Her face looked suddenly angry, but her voice was not. “No, not Morgan. Or anybody.”

He almost asked her about Buck, but he had once and she had acted as though he were stupid. “By yourself?” he asked.

“By myself.”

She said that, too, as though it should mean something. But he felt numb. What had been said was only words, but now the realization of the actuality of her leaving came over him, and he began to grasp at the remembrance of those times he had seen her, as though he must hold them preciously to him so that they would not disappear with her. He had, he thought, the key to remember her by.

“When?” he said.

“Tomorrow or — Tomorrow.”

He nodded again, as though it were nothing. He could hear the roomers talking down the hall again. He rubbed his bandaged hand upon his thigh and nodded, and felt again, more intensely than he had ever felt it, his ineptness, his inadequacy, his incapacity with the words which should be spoken.

“I guess I didn’t expect anything,” Kate said harshly. “I guess you are sulking with the rest tonight.”

“Sulking?”

“About Blaisedell,” she said, and went on before he could speak. “I was the only one that thought it was wonderful to see,” she said in a bitter voice. “For I saw Tom Morgan try to do a decent thing. I think it must have been the first decent thing he had ever tried to do, and did it like he was doing a dirty trick. And had it fall apart on him. Because Blaisedell was too—” Her voice caught. “Too—” she said, and shook her head, and did not go on. Then she said, as though she were trying to hit him, “I’m sorry you feel cheated.”

“You think if Blaisedell had posted him he would have gone?”

“Of course he would have gone. He was trying to give Blaisedell that — so people would think Blaisedell had scared him out. I think it’s funny,” she said, but she did not sound as though she did.

They were talking about Blaisedell and Morgan like everyone else, and he knew she did not want to, and he did not want to.

He looked down at his hands in his lap and said, “I’d thought you might be going with Morgan.”

“Why?”

“Well, I talked to him. He said you’d been his girl but that you were through with each other. But I thought you might have—”

I told you I’d been his girl,” Kate said. Then she said, “Did he tell you more? I told you more, too. I told you what I’d been.”

He closed his eyes; the darkness behind his eyes ached.

“I guess I am still,” her voice continued. “Though I don’t have to work at it any more, since I’ve got money. That came from men.” Again she spoke as though she were hitting him. She said, “I’m damned if I am ashamed of it. It is honest work and kills no one. What are you waiting for, a little country girl virgin?”

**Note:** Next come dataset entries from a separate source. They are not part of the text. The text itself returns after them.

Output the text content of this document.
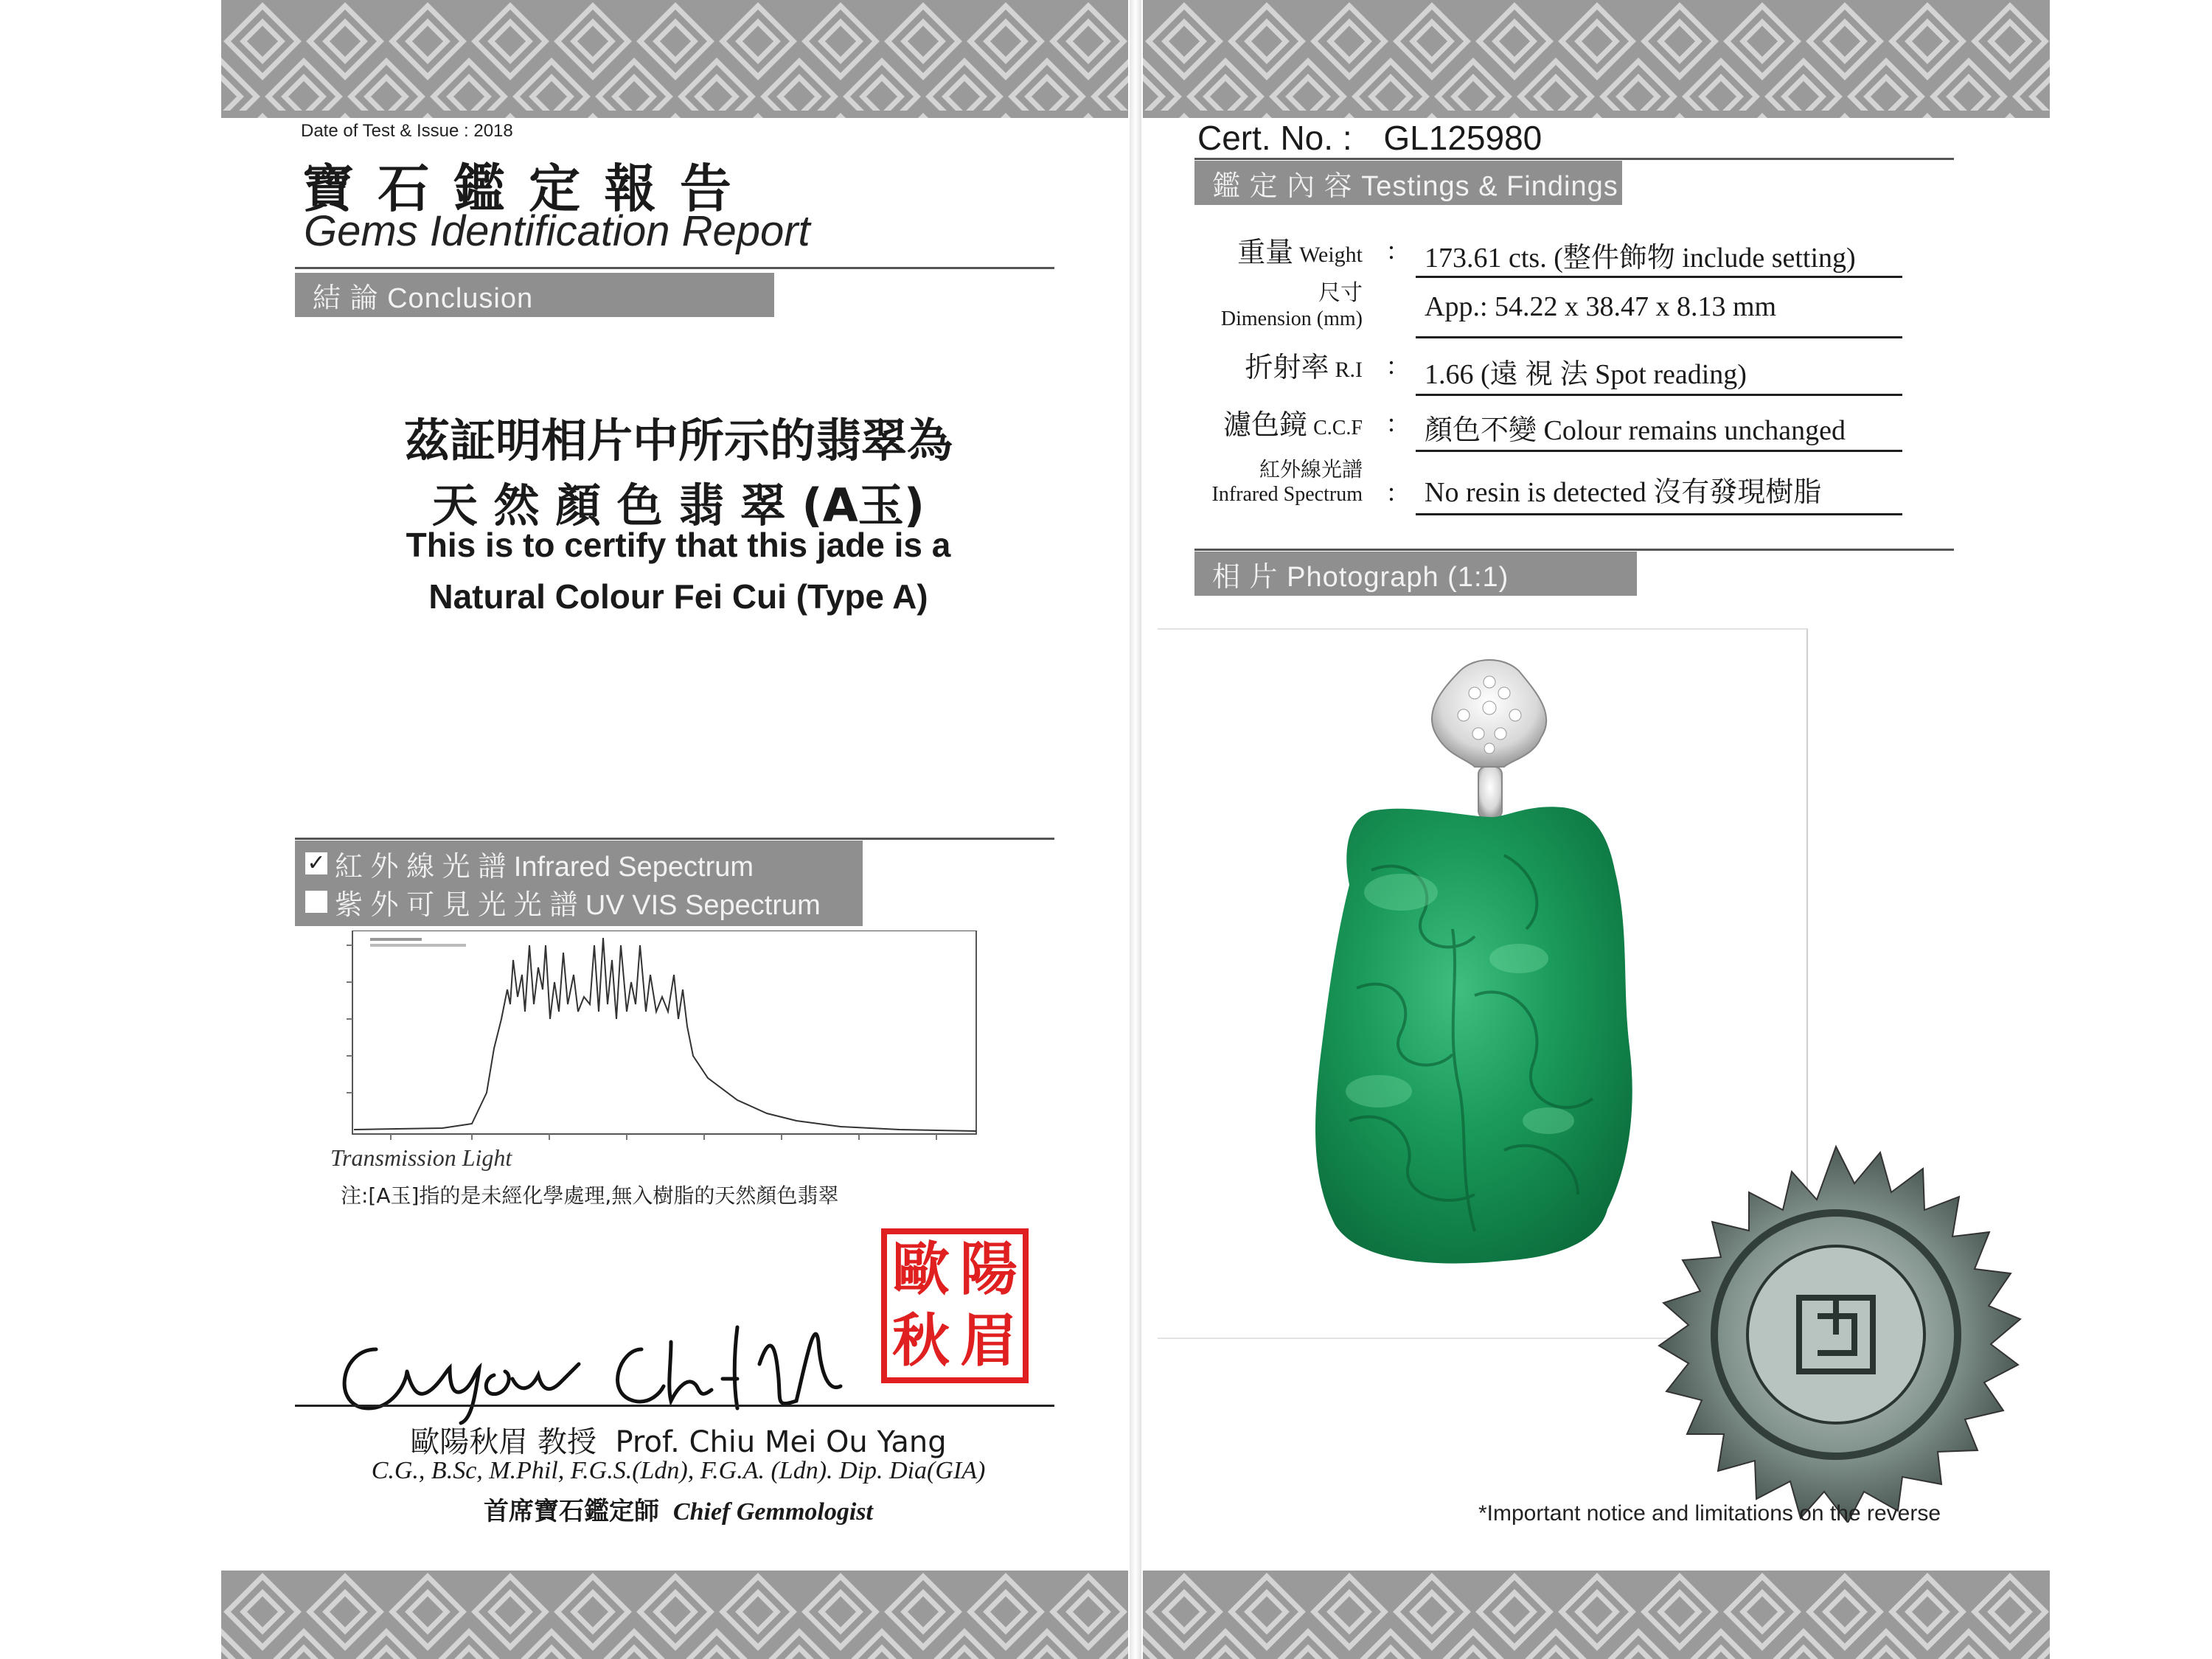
Date of Test & Issue : 2018
寶 石 鑑 定 報 告
Gems Identification Report
結 論 Conclusion
茲証明相片中所示的翡翠為
天 然 顏 色 翡 翠 (A玉)
This is to certify that this jade is a
Natural Colour Fei Cui (Type A)
✓ 紅 外 線 光 譜 Infrared Sepectrum
紫 外 可 見 光 光 譜 UV VIS Sepectrum
Transmission Light
注:[A玉]指的是未經化學處理,無入樹脂的天然顏色翡翠
歐 陽
秋 眉
歐陽秋眉 教授 Prof. Chiu Mei Ou Yang
C.G., B.Sc, M.Phil, F.G.S.(Ldn), F.G.A. (Ldn). Dip. Dia(GIA)
首席寶石鑑定師 Chief Gemmologist
Cert. No. : GL125980
鑑 定 內 容 Testings & Findings
重量 Weight : 173.61 cts. (整件飾物 include setting)
尺寸
Dimension (mm) App.: 54.22 x 38.47 x 8.13 mm
折射率 R.I : 1.66 (遠 視 法 Spot reading)
濾色鏡 C.C.F : 顏色不變 Colour remains unchanged
紅外線光譜
Infrared Spectrum : No resin is detected 沒有發現樹脂
相 片 Photograph (1:1)
*Important notice and limitations on the reverse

Now he tried to shake his head.

“Why, men marry whores,” she said. “Even here. But not you. And not me. There is nothing here at all for me, is there?” Her voice began to shake and he looked up at her and tried to speak, but she rushed on. “So I have been a whore by trade,” she said. “But I can love, and I can hate by nature. But you can’t. You just sit and stare in at yourself and worry everything every way so there is no time nor place for any of that. Is there?”